ArcGIS is a proprietary ESRI tool that provides GIS tools to create, manage, and analyze geographic information in a map or geographical database. It is one of the widely used software by GIS experts. Considering that, ESRI has integrated ArcGIS Maps for Power BI. To create an ArcGIS map in Power BI, click on the ArcGIS map visualization. If you don’t find it, click on the action button to Get more visuals and search for ArcGIS maps.
Remember that, unlike Bing Maps, ArcGIS maps don’t allow you to create hierarchical maps. So you will only be able to use the City field in the Location well. This may plot bubbles worldwide where there are similar city names as given in the Superstore data. To plot only US cities, click on the Expand Map Tools button on the chart’s top-left corner and click on Layer List. Further, click on the action button next to the City field and click on Location type. Here, you can inform ArcGIS that the location belongs to only one country, the United States, then click OK.
This operation plots all the points within the US. We can bring the Gross Profit % as a third dimension to represent the bubbles’ color ramp. This is how the default chart of ArcGIS looks like. The color shades don’t help us differentiate between more profitable and less profitable cities. Neither have we set the rules to define the color schemes.
To format ArcGIS Maps, we have to use the Layers List button on the chart’s left corner. Click on Symbology to know about the current format of the chart.
The divergent color ramp chosen to display the Gross Profit % is currently based on the variable’s distribution. Suppose we want to change the ramp based on profitability or quantiles; we can do that under Symbol Color, where light shades represent unprofitable cities and darker green shades, the profitable ones.
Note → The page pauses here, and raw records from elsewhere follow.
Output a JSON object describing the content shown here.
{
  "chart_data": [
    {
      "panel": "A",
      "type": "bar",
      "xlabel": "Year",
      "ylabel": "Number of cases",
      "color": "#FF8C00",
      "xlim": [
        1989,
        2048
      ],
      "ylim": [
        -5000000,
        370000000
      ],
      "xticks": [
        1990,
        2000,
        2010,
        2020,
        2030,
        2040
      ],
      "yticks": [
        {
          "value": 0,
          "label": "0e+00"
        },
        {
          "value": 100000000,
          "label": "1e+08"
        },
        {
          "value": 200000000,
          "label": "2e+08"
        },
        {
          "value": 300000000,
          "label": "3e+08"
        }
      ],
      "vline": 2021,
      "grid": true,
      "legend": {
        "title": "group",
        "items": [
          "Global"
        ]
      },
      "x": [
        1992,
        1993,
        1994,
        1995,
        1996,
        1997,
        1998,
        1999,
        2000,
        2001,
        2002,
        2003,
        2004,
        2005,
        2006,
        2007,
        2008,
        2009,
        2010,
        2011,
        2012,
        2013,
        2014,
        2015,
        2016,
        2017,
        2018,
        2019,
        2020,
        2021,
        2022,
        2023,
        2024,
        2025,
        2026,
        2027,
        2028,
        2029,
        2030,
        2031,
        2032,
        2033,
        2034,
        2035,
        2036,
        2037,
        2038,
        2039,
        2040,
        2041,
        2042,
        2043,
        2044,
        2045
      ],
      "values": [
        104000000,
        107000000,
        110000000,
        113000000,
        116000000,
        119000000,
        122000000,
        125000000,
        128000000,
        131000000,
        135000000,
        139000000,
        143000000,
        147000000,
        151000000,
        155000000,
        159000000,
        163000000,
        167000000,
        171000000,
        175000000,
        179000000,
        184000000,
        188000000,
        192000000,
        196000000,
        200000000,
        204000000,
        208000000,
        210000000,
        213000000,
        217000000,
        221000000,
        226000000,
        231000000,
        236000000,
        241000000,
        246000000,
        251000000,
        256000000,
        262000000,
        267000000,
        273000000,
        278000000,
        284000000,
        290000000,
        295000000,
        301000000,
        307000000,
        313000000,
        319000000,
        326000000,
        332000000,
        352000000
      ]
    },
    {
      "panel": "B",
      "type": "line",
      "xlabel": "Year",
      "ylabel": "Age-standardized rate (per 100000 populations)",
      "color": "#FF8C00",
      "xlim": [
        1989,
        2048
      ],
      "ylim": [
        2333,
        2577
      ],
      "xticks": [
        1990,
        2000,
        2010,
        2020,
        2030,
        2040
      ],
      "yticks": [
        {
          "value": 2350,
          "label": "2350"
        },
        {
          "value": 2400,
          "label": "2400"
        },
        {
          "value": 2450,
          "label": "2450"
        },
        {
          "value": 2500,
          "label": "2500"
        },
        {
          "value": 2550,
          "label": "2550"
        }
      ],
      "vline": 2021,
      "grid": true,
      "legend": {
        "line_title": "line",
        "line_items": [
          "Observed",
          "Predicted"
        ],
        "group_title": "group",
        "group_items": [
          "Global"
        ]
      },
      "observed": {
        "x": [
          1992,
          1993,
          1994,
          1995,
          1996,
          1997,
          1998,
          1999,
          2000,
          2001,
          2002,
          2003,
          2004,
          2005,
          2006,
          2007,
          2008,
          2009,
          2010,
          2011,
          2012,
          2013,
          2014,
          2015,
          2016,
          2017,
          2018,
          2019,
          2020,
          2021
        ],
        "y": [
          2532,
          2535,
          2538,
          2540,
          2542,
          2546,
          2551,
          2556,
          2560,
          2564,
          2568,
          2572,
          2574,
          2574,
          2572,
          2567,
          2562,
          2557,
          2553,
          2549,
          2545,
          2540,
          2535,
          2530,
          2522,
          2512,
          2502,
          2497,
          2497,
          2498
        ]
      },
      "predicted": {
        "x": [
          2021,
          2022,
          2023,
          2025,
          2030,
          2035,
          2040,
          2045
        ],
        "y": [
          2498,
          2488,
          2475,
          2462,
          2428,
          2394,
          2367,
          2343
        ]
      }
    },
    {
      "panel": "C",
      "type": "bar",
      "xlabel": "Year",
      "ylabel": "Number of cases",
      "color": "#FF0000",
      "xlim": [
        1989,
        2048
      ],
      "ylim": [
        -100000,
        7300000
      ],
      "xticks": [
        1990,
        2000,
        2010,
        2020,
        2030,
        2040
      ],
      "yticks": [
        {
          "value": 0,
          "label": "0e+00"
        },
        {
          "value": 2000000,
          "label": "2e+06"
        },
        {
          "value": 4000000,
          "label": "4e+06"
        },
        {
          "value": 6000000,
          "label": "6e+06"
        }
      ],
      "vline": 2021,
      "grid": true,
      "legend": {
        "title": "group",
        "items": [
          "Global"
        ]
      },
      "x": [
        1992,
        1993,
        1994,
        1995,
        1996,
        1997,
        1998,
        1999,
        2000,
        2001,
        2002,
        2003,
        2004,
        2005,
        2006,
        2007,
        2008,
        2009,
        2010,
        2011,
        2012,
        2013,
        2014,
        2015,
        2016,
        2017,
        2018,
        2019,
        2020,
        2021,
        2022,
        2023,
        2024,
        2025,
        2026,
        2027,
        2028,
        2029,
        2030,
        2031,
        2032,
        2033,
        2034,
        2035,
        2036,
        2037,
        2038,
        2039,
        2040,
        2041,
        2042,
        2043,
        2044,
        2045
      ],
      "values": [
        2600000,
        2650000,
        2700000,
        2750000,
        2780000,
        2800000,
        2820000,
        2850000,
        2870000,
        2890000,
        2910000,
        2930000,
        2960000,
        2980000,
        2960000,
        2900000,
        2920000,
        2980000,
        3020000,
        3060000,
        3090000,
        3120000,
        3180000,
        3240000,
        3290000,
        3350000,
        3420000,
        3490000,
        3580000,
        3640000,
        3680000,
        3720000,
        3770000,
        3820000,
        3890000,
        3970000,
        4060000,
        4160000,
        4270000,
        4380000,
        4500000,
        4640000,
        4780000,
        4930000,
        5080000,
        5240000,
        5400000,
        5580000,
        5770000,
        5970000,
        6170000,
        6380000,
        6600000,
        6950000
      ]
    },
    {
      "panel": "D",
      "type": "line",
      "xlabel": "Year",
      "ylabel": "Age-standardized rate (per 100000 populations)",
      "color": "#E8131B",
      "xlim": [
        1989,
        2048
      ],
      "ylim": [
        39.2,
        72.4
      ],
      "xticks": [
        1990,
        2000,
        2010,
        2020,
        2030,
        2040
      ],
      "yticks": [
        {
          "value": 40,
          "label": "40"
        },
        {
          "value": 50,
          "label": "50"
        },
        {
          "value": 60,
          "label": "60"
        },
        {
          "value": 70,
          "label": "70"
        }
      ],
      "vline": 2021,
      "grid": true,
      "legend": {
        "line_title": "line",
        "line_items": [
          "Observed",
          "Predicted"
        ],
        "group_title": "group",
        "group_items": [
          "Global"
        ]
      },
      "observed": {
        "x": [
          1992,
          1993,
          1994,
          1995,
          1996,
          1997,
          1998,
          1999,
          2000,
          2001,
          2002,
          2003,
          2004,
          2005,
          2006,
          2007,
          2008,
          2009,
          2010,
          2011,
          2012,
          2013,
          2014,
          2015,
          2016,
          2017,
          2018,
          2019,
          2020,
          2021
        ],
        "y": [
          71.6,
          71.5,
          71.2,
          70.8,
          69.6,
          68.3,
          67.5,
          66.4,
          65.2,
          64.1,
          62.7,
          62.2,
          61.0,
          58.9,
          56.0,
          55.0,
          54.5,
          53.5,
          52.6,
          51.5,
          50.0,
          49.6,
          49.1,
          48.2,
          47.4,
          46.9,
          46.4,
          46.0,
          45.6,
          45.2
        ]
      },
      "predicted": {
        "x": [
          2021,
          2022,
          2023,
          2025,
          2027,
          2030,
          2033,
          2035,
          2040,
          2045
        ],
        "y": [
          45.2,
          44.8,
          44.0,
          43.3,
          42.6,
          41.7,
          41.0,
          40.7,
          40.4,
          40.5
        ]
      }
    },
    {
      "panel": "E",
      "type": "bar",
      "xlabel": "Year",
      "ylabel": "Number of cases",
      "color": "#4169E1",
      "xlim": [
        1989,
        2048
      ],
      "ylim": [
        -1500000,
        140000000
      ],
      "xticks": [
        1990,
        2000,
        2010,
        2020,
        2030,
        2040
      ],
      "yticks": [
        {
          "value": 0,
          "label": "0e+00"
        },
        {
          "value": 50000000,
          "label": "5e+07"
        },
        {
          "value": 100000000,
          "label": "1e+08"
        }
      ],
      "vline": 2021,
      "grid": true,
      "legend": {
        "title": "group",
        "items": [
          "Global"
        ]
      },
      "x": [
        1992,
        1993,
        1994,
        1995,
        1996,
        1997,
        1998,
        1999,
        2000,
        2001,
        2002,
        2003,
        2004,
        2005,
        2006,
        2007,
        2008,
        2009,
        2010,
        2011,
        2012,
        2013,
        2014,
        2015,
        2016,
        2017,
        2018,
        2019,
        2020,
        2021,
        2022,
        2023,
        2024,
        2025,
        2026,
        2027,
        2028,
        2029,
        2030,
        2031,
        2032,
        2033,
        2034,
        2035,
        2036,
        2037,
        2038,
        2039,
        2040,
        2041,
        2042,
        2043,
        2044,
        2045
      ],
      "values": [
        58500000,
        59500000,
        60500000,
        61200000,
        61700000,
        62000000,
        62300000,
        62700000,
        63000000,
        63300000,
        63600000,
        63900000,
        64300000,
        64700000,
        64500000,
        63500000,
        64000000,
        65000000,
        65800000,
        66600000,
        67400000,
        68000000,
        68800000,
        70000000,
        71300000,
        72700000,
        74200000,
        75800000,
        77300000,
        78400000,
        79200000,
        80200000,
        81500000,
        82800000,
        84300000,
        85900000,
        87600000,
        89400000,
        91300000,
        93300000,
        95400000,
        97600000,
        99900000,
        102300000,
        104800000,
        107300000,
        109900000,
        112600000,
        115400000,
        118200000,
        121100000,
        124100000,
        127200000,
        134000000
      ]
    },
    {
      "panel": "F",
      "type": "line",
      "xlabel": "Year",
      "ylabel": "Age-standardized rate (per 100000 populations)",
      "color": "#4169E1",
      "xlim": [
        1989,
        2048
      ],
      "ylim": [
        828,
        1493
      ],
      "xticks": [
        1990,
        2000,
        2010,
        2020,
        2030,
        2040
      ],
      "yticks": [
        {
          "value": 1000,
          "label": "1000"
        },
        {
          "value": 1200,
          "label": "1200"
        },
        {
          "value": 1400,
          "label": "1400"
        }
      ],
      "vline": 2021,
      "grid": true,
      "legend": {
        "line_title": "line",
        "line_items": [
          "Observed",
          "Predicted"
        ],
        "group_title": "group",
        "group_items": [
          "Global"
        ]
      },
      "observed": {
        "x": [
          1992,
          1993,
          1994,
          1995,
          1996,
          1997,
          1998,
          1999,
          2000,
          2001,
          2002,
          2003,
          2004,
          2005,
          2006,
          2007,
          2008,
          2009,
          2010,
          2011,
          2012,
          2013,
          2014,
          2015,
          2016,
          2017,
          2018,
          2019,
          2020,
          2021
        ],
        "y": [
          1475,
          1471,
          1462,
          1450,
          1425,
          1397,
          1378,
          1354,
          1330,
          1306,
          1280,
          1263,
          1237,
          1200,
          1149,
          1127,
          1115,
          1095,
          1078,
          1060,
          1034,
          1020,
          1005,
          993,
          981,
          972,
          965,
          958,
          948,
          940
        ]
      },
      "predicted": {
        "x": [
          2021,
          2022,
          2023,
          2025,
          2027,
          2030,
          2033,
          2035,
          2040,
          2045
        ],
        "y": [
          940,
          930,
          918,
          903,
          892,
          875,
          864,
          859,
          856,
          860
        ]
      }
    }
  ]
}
The map below well represents the distribution of Sales and margin by city.
Another interesting feature provided by ArcGIS Maps is the reference layers of demographics within a city or state. This provides context to the data. It helps the business to create targeted strategies for each region. Having a reference layer of the population’s incomes within a region can suggest the company to focus on areas with higher disposable incomes. You can add demographic and reference layers based on income, population, or weather that are already included free with ArcGIS distribution.
To add reference layers, click on Analysis Tools and go to Reference Layer, where a host of options are available.
The below map gets displayed after choosing the USA per capita income. Given the reference layer, it is quite easy to spot regions like Pennsylvania (high per capita income) where the business can advertise high-margin products. Moreover, the company can also target to increase its presence in Denver to earn higher revenue. Thus, you will appreciate the use of reference layers while using map-based visualizations.
In this post, we looked at some interesting ways to plot map-based visuals using Microsoft Bing Maps and ArcGIS Maps. I feel Bing provides clean visuals when the task is to report KPIs on a simple map.
However, when you need to deep-dive and find improvement areas or take strategic initiatives based on geographic visualizations, ArcGIS Maps can help. Feel free to let me know what you feel. You can further explore ArcGIS Maps and let me know what more features it supports.